MySpace Sells for $35 Million

CYBERSPACE—A mere six years after purchasing MySpace for $580 million, News Corp today announced the sale of the struggling social network to an Irvine, Calif.-based digital media company for $35 million, ending one of the most precipitous corporate slides in recent memory. At the end of the day, and despite the backing of a powerful parent and projected international ad revenues this year of $183 million, MySpace could not compete with Facebook’s more flexible and immersive platform.

“It’s a shame that MySpace’s value has diminished so severely since the acquisition; MySpace’s pioneering of social networking (now referred to as social media) will always be revered as igniting a new medium,” said Richard Rosenblatt, the chairman of MySpace.

Another shame is the news that a significant percentage of MySpace’s 400 employers were laid off today.

According to sources quoted anonymously by The New York Times, the property had become a distraction for the top brass at News Corp, which had already recouped its initial investment through an advertising deal with Google. Despite its sizable revenue, however, MySpace’s excessive overhead put it into the red and made it an albatross around the neck of the obsessively performance-minded News Corp.

As to why the forerunner of social network platforms—the granddaddy of online networking—fell so hard and fast, the reasons will probably be hotly debated for months and years to come.

In a long post titled “Was MySpace Downfall Inevitable? Plenty of Blame to Go Around,” Lee Brenner, the director of MySpace’s “Impact” section, wrote, “I’m sure most employees (former or current) will argue that it was poor management, or a need to hit revenue targets once News Corp. took over, or a bottleneck in the technology department, or lack of resources given to their division, or a poor public relations effort, etc., that set the course of MySpace’s downfall. Any number of these could be true. I suppose we’ll never know for sure. It is most likely a combination of these factors, along with a ‘low attention span’ public. It probably didn’t help to be doing business, and trying to grow, along with all of these issues, in the midst of a global economic crisis.”
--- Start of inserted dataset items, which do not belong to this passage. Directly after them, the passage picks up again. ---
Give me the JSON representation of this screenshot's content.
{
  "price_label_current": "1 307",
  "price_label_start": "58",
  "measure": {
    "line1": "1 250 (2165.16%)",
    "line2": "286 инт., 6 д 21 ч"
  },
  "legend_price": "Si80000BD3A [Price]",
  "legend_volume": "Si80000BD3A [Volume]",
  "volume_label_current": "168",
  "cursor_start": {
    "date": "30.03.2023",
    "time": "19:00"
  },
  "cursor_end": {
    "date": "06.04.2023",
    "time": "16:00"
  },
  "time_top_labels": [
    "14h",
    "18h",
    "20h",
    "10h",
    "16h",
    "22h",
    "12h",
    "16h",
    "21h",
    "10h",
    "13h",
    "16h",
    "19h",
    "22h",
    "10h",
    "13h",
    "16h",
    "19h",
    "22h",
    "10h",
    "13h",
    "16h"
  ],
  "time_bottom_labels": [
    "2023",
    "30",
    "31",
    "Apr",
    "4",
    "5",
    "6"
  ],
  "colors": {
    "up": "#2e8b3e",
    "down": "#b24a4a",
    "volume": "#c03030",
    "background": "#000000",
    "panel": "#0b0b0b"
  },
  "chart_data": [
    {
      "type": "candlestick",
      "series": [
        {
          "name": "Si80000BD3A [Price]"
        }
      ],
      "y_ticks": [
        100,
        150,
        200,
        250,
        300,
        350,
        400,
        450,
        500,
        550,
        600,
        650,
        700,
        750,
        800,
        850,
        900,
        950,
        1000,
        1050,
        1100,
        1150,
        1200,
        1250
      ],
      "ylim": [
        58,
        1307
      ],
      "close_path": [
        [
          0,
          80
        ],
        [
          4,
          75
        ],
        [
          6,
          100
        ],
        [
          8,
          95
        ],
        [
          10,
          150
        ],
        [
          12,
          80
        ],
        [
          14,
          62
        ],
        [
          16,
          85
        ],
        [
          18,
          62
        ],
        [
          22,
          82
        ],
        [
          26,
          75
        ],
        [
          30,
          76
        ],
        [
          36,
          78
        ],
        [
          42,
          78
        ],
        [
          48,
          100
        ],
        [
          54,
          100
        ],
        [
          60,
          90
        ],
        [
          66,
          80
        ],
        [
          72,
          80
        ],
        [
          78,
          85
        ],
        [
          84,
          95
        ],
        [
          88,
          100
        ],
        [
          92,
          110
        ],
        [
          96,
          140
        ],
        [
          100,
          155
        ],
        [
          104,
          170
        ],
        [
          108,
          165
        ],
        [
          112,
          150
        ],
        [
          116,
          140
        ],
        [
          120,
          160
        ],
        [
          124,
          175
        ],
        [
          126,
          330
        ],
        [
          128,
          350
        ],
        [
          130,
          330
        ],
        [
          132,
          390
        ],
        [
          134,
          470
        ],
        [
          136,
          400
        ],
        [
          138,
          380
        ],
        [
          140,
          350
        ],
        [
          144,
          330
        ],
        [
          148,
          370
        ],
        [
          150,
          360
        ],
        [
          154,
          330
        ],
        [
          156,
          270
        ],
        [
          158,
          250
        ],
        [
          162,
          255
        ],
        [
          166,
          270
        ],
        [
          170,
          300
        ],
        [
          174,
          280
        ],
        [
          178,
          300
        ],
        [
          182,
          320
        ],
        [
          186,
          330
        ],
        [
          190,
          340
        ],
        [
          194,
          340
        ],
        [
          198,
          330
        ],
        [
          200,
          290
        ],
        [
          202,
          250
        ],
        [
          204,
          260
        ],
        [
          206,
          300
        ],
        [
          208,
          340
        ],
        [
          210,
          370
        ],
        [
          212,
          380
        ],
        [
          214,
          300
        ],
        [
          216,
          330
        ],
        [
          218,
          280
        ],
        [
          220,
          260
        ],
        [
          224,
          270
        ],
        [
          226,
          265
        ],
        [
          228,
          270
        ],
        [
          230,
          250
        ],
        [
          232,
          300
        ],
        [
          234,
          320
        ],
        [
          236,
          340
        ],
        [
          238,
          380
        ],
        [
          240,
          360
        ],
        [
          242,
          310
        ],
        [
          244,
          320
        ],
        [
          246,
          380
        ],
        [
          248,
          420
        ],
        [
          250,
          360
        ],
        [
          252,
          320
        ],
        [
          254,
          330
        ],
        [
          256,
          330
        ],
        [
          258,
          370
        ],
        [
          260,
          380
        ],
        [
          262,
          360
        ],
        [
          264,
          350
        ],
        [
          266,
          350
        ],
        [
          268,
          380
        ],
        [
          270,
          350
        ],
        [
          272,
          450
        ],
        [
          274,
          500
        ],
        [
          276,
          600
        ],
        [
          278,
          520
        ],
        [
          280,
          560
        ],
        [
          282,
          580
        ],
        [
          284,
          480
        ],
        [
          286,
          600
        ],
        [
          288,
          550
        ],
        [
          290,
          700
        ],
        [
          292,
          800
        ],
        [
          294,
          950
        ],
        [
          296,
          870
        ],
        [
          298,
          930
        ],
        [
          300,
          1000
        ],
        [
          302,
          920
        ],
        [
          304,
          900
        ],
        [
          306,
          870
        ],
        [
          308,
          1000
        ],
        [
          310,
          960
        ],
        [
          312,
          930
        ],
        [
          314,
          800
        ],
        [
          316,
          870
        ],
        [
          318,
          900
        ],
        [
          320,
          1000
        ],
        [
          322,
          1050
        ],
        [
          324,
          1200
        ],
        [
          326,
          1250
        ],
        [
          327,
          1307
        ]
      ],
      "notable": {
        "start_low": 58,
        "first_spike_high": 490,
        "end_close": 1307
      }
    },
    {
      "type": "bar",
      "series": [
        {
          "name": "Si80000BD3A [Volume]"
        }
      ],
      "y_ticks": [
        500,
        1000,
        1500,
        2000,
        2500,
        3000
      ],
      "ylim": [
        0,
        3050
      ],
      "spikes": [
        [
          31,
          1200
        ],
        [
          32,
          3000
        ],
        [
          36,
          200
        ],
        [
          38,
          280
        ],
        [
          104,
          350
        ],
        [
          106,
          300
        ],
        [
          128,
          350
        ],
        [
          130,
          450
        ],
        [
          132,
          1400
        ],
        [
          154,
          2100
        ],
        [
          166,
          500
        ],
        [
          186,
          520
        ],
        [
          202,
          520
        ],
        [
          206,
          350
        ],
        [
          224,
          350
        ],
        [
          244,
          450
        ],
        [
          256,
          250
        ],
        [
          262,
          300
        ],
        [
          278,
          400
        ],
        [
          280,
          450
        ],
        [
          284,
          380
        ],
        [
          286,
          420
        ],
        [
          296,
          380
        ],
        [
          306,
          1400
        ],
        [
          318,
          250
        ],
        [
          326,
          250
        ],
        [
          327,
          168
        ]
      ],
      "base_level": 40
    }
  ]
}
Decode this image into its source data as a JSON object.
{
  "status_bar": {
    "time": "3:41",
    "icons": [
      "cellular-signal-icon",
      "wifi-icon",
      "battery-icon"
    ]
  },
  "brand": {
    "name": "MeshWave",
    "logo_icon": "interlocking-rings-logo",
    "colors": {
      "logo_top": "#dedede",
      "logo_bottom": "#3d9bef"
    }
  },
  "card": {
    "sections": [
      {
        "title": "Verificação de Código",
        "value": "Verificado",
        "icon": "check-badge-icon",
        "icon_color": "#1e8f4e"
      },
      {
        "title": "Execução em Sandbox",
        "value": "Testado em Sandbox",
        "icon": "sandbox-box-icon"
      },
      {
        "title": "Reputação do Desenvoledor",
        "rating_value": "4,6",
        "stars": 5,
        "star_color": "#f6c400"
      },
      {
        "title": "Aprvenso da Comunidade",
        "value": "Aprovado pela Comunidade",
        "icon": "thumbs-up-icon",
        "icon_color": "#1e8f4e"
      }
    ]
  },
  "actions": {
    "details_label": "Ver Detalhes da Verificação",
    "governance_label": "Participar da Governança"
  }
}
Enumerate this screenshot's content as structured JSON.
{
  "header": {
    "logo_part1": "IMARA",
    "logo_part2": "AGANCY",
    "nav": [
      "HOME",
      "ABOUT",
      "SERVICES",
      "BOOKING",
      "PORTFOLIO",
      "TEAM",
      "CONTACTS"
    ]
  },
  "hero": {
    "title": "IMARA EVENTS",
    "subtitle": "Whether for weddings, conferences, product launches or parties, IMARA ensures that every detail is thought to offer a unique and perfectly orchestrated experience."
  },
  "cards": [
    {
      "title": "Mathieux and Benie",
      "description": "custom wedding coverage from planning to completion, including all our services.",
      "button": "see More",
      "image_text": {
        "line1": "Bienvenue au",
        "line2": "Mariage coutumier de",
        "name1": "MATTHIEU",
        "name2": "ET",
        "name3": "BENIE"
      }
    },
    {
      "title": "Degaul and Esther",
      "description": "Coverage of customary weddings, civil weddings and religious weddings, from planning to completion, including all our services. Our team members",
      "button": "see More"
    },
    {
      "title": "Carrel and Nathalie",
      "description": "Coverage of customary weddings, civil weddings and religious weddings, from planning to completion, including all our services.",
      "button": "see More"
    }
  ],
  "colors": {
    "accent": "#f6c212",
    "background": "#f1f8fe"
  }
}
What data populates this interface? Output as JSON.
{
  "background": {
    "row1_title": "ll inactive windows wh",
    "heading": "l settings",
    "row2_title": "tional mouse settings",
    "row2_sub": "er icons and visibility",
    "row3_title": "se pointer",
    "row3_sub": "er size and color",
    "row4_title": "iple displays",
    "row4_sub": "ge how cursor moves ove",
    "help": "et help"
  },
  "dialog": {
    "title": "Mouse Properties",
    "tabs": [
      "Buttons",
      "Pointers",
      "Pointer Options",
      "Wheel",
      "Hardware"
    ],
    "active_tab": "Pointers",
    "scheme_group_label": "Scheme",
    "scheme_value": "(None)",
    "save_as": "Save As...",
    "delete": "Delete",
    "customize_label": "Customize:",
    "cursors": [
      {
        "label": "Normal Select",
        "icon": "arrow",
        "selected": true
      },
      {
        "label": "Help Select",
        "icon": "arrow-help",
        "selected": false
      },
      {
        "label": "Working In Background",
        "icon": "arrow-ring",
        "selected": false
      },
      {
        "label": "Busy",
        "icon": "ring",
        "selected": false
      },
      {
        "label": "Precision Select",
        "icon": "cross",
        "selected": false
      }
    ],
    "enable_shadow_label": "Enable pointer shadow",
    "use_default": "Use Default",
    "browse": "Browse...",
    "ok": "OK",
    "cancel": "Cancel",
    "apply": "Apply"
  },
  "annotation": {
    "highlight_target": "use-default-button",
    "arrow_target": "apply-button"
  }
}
As far as the future of MySpace future is concerned, Tim Vanderhook, Specific Media’s CEO, wrote Wednesday in a press release, “Myspace is a recognized leader that has pioneered the social media space. The company has transformed the ways in which audiences discover, consume and engage with content online. There are many synergies between our companies as we are both focused on enhancing digital media experiences by fueling connections with relevance and interest. We look forward to combining our platforms to drive the next generation of digital innovation.”

In other words, MySpace is dead; long live MySpace!